Now suppression of hard, sad and tough truth does at times serve general public goods. Such suppression though is to be extememly well-considered and I am doubtful that current federal agencies -- with a few rare exceptions -- are any more capable of that fine and extraordianry level of discretion and consideration to make such judgements.
And such methods -- truth filtering, PC-ism, political filtering -- all are deviant from fully-informing the public. Very risky. And they backfire greatly -- mightily -- when the truth does come out -- causing a public dissing of government and order. Encouraging cycnism.

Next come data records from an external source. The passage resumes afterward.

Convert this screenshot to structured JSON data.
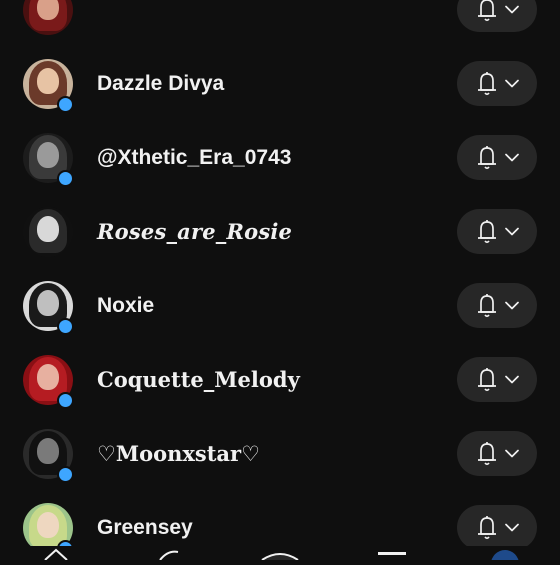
{
  "channels": [
    {
      "name": "",
      "hasDot": false,
      "style": "normal",
      "avatar": {
        "bg": "#4a1010",
        "hair": "#7a1a1a",
        "face": "#d9a089"
      }
    },
    {
      "name": "Dazzle Divya",
      "hasDot": true,
      "style": "normal",
      "avatar": {
        "bg": "#c8b39c",
        "hair": "#6b3a2a",
        "face": "#e7c3a4"
      }
    },
    {
      "name": "@Xthetic_Era_0743",
      "hasDot": true,
      "style": "normal",
      "avatar": {
        "bg": "#1c1c1c",
        "hair": "#3a3a3a",
        "face": "#9a9a9a"
      }
    },
    {
      "name": "Roses_are_Rosie",
      "hasDot": false,
      "style": "fancy",
      "avatar": {
        "bg": "#101010",
        "hair": "#2a2a2a",
        "face": "#d8d8d8"
      }
    },
    {
      "name": "Noxie",
      "hasDot": true,
      "style": "normal",
      "avatar": {
        "bg": "#d9d9d9",
        "hair": "#1a1a1a",
        "face": "#bfbfbf"
      }
    },
    {
      "name": "Coquette_Melody",
      "hasDot": true,
      "style": "goth",
      "avatar": {
        "bg": "#8a0f14",
        "hair": "#b51c22",
        "face": "#e7b0a0"
      }
    },
    {
      "name": "♡Moonxstar♡",
      "hasDot": true,
      "style": "goth",
      "avatar": {
        "bg": "#2a2a2a",
        "hair": "#111111",
        "face": "#7a7a7a"
      }
    },
    {
      "name": "Greensey",
      "hasDot": true,
      "style": "normal",
      "avatar": {
        "bg": "#9cc48a",
        "hair": "#c7d98a",
        "face": "#eed7c0"
      }
    }
  ],
  "notify_icon": "bell-icon",
  "dropdown_icon": "chevron-down-icon",
  "nav_icons": [
    "home-icon",
    "shorts-icon",
    "create-icon",
    "subscriptions-icon",
    "you-icon"
  ],
  "colors": {
    "background": "#0f0f0f",
    "button": "#272727",
    "text": "#f1f1f1",
    "live_dot": "#3ea6ff"
  }
}
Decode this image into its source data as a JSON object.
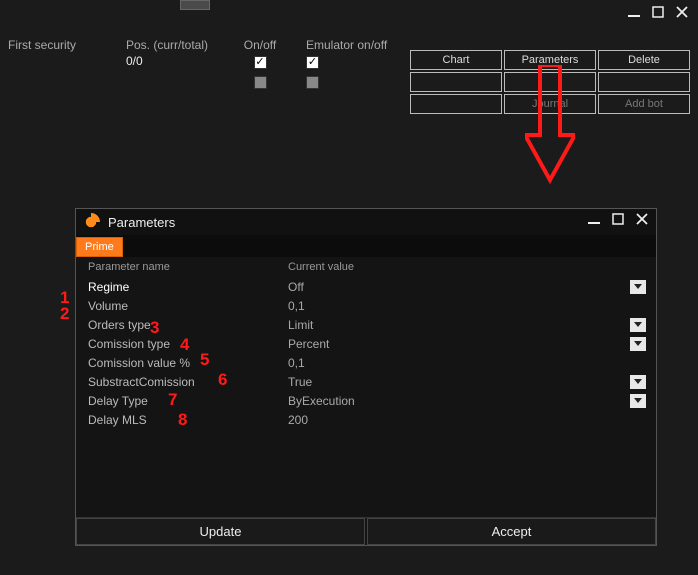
{
  "topbar": {
    "handle": true
  },
  "header": {
    "col1": "First security",
    "col2": "Pos. (curr/total)",
    "col3": "On/off",
    "col4": "Emulator on/off",
    "posvalue": "0/0"
  },
  "buttons": {
    "r1c1": "Chart",
    "r1c2": "Parameters",
    "r1c3": "Delete",
    "r2c1": "",
    "r2c2": "",
    "r2c3": "",
    "r3c1": "",
    "r3c2": "Journal",
    "r3c3": "Add bot"
  },
  "dialog": {
    "title": "Parameters",
    "tab": "Prime",
    "grid": {
      "h1": "Parameter name",
      "h2": "Current value"
    },
    "rows": [
      {
        "name": "Regime",
        "value": "Off",
        "dd": true,
        "hl": true
      },
      {
        "name": "Volume",
        "value": "0,1",
        "dd": false
      },
      {
        "name": "Orders type",
        "value": "Limit",
        "dd": true
      },
      {
        "name": "Comission type",
        "value": "Percent",
        "dd": true
      },
      {
        "name": "Comission value %",
        "value": "0,1",
        "dd": false
      },
      {
        "name": "SubstractComission",
        "value": "True",
        "dd": true
      },
      {
        "name": "Delay Type",
        "value": "ByExecution",
        "dd": true
      },
      {
        "name": "Delay MLS",
        "value": "200",
        "dd": false
      }
    ],
    "footer": {
      "update": "Update",
      "accept": "Accept"
    }
  },
  "annotations": [
    "1",
    "2",
    "3",
    "4",
    "5",
    "6",
    "7",
    "8"
  ]
}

And such methods do worse by engendering in officialdom and the potent official forces applied a general disregard for and poo-poohing of fact-finding the public itself of itself performs.
Truth is freedom -- only truth is unownable by one party or another, by one agency or another, by one line of officialdom or another.
If we want to skies to be safe, to be flying in all the glory and beauty of flying again -- we had best get back to the Truth. To trusting in the reaction of a fully informed public and recreating all fact-finding process to put the public back square in the middle of it.
Air Marshalls should at best, be adjuncts to the public safety on board an airliner. Not the sole agents of that safety. Public and crews should be involved -- and ready to be involved.
That's the clear lesson of Flights 63 and Flight 93. The passengers and flight crew are the best line agents of security.
It is their judgement and reactions that deserve respect, deserve leeway in making some occasioned rude action.
Thanks, this is a great article; I hope Mineta reads it..and perhaps President Bush.
Who knows what else they did. They were on that plane too and were concerned. They acted with apparently good observation and perception skills, because they recognized both the odd behavior, and the behavior of the nervous couple. They also acted with good judgment because it appears the actual situation called for restraint. You guys all act like these Syrians got away with something, but that isn't in the facts. They went and played a gig. Turns out, they might just be musicians! You can think they didn't give a damn and did nothing, but that is a stupid and jaded point of view. Their lives are at stake too.